Figure 8. Signaling and phenotypic overview of murine melanoma models.

(A) Pten/Braf/Bcat-STA melanomas are characterized by rapid growth, high degree of melanocytic differentiation, and extensive metastasis. These phenotypes are associated with increased MAPK/Erk and PI3K/Akt signaling as well as elevated Mitf and Pin1 levels. Bold text: relatively increased levels and/or activity compared to other models, blue shading: relatively decreased compared to other models, red shading: genetically inactivated, *: stabilized.

(B) Pten/Braf melanomas exhibit rapid tumor growth, but only intermediate melanocytic differentiation and metastasis. Signaling pathway activation, Mitf, and Pin1 are intermediate in this model.

(C) Pten/Braf/Bcat-KO melanomas exhibit tumor growth, but significantly reduced melanocytic differentiation and almost no metastasis. Inactivation of β-catenin in this model is associated with reduced PI3K/Akt signaling and Mitf levels.

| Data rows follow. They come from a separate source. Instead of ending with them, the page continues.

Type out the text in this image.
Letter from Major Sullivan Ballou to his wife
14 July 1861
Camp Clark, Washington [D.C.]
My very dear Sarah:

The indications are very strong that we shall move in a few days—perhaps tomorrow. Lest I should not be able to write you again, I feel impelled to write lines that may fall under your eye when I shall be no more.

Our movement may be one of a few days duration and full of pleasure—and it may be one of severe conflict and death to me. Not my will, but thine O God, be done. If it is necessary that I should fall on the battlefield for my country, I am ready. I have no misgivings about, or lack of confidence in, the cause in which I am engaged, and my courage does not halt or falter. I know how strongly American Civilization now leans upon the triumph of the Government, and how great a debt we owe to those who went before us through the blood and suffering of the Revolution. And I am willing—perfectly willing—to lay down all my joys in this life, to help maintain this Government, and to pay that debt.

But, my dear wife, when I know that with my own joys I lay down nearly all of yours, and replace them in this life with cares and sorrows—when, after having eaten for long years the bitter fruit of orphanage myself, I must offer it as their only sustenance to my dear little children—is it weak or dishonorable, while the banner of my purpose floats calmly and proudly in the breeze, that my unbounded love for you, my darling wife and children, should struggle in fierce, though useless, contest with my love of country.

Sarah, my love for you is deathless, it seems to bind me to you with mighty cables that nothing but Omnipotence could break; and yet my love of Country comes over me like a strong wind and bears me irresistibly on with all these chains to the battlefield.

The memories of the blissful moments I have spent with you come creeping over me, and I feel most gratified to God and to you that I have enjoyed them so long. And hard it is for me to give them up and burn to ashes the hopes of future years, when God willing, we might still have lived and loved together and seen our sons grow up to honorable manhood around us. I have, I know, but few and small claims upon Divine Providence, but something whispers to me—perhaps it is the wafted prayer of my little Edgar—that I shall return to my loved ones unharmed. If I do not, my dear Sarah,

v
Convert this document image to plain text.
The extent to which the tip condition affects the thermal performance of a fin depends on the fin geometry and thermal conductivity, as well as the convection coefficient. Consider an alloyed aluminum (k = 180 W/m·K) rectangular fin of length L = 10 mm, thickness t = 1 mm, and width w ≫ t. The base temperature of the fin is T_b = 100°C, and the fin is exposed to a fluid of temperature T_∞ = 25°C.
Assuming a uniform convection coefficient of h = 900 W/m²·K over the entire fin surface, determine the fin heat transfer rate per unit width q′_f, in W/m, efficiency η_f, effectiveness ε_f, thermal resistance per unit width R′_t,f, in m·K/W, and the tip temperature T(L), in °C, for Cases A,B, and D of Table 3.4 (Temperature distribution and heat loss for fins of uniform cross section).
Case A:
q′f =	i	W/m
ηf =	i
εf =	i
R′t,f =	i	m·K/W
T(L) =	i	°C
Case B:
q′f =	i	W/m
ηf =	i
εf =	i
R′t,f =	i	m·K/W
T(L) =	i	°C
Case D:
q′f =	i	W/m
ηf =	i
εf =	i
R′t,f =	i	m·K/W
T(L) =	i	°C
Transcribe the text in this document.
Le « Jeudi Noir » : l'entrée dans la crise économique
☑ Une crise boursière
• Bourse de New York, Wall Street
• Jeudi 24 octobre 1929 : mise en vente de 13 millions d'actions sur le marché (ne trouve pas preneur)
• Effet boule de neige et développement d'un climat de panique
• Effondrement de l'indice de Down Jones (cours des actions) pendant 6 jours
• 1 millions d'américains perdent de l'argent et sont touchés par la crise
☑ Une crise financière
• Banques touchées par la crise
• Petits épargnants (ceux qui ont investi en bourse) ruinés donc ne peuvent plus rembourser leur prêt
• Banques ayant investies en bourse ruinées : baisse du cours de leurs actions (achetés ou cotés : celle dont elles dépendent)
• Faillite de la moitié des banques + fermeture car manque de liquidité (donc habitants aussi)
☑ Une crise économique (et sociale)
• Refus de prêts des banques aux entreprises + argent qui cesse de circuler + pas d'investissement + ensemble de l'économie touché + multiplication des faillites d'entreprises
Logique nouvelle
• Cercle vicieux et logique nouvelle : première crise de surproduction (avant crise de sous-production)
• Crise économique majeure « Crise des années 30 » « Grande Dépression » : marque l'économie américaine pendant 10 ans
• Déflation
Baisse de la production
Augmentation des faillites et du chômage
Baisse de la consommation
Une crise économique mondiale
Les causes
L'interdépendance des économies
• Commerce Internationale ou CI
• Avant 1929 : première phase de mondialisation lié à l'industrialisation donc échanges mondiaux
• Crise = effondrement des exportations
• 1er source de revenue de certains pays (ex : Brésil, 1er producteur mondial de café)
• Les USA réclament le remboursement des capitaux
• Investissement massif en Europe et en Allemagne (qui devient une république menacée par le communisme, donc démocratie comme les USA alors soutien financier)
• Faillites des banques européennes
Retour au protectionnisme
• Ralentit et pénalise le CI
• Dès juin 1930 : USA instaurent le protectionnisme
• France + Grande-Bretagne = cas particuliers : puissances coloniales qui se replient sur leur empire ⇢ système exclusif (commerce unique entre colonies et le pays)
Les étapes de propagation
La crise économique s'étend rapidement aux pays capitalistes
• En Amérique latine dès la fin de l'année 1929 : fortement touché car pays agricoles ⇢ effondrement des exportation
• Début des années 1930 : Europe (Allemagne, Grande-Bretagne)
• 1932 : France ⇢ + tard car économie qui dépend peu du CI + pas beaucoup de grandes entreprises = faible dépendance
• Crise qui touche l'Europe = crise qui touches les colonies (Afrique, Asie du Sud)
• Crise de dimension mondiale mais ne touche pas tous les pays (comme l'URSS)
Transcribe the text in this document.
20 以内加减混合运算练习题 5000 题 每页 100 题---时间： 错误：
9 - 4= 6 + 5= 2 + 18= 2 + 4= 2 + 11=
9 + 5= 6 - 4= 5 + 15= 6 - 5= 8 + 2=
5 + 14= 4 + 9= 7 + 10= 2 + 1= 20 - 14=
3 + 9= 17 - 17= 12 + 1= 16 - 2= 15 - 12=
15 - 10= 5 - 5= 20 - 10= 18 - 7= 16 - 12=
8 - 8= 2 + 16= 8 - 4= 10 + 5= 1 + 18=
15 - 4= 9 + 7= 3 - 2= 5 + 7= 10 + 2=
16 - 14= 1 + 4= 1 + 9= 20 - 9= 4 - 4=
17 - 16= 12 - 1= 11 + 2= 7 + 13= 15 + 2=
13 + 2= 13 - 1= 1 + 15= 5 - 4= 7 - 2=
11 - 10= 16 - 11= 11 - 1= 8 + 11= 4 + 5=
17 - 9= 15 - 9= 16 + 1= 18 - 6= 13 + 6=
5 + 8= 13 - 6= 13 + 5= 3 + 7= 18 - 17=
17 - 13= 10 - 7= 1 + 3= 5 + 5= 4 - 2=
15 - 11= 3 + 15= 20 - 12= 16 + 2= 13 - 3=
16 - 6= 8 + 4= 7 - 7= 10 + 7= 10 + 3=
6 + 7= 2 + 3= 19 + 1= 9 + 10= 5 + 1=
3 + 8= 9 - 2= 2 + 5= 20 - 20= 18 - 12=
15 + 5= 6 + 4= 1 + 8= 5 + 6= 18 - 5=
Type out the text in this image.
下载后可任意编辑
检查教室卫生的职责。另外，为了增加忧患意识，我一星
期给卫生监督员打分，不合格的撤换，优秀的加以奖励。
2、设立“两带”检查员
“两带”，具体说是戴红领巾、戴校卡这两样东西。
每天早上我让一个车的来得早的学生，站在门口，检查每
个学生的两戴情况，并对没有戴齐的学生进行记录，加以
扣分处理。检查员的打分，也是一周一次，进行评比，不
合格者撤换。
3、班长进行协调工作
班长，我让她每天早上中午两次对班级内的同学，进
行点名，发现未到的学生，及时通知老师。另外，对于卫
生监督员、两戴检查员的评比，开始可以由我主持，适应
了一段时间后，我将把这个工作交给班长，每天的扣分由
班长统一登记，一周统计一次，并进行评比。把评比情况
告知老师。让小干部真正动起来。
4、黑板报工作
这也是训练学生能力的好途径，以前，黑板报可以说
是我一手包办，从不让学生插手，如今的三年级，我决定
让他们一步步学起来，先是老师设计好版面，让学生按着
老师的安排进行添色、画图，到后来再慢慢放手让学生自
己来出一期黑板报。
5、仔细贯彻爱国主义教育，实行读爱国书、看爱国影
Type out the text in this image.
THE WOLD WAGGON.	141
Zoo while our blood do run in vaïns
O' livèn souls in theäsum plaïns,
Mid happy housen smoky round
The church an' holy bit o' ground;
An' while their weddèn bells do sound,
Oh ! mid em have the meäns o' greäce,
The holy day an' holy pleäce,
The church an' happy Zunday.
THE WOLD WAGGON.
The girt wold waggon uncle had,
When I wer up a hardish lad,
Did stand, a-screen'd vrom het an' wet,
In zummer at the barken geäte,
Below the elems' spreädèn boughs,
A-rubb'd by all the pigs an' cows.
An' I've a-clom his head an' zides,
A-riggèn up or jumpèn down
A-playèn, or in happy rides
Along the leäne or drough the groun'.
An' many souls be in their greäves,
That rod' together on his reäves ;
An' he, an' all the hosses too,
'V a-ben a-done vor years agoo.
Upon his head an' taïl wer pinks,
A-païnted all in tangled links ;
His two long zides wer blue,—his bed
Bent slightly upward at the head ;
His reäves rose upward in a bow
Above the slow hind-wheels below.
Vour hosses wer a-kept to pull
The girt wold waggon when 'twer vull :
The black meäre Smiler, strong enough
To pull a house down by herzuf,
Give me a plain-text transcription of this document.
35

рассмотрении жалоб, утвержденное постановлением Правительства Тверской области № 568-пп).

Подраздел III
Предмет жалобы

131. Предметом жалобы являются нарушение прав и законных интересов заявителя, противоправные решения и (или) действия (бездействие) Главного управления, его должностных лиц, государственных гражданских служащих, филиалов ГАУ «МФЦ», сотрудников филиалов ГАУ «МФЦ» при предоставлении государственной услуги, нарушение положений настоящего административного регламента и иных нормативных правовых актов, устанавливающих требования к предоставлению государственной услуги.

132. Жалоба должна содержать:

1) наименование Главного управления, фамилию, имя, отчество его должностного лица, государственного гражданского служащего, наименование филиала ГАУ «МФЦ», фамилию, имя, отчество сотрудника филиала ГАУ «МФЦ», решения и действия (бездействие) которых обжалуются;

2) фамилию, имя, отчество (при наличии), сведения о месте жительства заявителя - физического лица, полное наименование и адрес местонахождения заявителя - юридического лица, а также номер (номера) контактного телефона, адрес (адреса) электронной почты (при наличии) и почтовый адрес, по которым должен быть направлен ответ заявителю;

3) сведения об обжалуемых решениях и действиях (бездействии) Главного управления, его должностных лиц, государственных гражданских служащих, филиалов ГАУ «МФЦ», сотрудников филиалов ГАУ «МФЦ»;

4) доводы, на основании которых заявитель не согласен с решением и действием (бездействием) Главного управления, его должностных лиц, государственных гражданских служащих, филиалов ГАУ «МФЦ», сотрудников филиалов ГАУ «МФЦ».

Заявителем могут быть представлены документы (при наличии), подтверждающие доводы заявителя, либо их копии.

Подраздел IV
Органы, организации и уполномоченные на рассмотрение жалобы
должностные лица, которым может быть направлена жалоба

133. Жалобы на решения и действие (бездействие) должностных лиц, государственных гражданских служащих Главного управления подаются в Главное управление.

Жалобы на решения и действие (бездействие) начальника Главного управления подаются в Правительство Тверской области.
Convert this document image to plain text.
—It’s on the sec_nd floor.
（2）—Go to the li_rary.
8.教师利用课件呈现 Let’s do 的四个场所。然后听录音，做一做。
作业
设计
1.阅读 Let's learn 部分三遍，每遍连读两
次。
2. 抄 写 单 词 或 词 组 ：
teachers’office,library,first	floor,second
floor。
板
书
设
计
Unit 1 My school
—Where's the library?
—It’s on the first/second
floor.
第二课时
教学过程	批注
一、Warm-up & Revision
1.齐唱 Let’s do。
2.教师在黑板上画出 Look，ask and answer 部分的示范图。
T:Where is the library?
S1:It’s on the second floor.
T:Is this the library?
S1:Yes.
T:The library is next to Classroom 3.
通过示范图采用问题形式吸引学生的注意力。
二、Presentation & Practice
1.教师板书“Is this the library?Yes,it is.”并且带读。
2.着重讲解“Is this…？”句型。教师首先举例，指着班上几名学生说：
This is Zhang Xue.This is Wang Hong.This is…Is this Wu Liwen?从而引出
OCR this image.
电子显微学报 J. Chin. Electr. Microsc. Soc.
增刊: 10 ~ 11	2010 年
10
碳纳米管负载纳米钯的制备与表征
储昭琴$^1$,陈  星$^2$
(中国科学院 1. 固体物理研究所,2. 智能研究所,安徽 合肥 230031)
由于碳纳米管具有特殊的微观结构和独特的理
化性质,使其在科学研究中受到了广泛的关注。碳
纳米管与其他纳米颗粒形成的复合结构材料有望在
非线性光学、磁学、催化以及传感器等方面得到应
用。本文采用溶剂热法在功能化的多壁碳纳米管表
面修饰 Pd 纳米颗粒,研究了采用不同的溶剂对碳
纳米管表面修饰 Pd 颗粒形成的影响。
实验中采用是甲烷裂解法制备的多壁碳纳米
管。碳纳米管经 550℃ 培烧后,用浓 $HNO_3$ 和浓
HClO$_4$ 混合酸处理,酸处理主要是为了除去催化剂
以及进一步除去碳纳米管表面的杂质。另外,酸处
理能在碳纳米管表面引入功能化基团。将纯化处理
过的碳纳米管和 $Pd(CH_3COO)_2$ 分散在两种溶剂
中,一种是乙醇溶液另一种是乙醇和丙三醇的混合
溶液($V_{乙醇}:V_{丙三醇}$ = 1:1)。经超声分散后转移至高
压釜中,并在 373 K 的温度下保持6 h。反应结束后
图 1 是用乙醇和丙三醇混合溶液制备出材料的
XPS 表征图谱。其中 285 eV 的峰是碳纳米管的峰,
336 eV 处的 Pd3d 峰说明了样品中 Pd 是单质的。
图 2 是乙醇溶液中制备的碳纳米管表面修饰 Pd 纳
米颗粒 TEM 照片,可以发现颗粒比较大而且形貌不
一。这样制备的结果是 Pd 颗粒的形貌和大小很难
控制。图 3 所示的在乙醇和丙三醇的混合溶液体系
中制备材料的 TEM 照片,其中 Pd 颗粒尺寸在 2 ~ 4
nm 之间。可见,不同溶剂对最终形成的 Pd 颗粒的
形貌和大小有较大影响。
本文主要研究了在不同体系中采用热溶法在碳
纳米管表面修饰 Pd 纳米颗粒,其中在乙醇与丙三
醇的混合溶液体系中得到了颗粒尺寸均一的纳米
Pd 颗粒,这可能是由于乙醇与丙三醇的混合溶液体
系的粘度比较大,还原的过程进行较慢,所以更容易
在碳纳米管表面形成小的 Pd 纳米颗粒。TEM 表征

(D) Braf/Bcat-STA melanomas are characterized by long latency and slow tumor growth, as well as lack of metastases. These tumors are differentiated and heavily pigmented due to high Mitf levels, but show reduced PI3K/Akt pathway activation.

(E) A three-pathway synergy is observed when MAPK/Erk, PI3K/Akt, and β-catenin/Mitf signaling pathways are simultaneously activated in melanoma. If any of these three changes is not present, the metastatic melanoma phenotype is abrogated.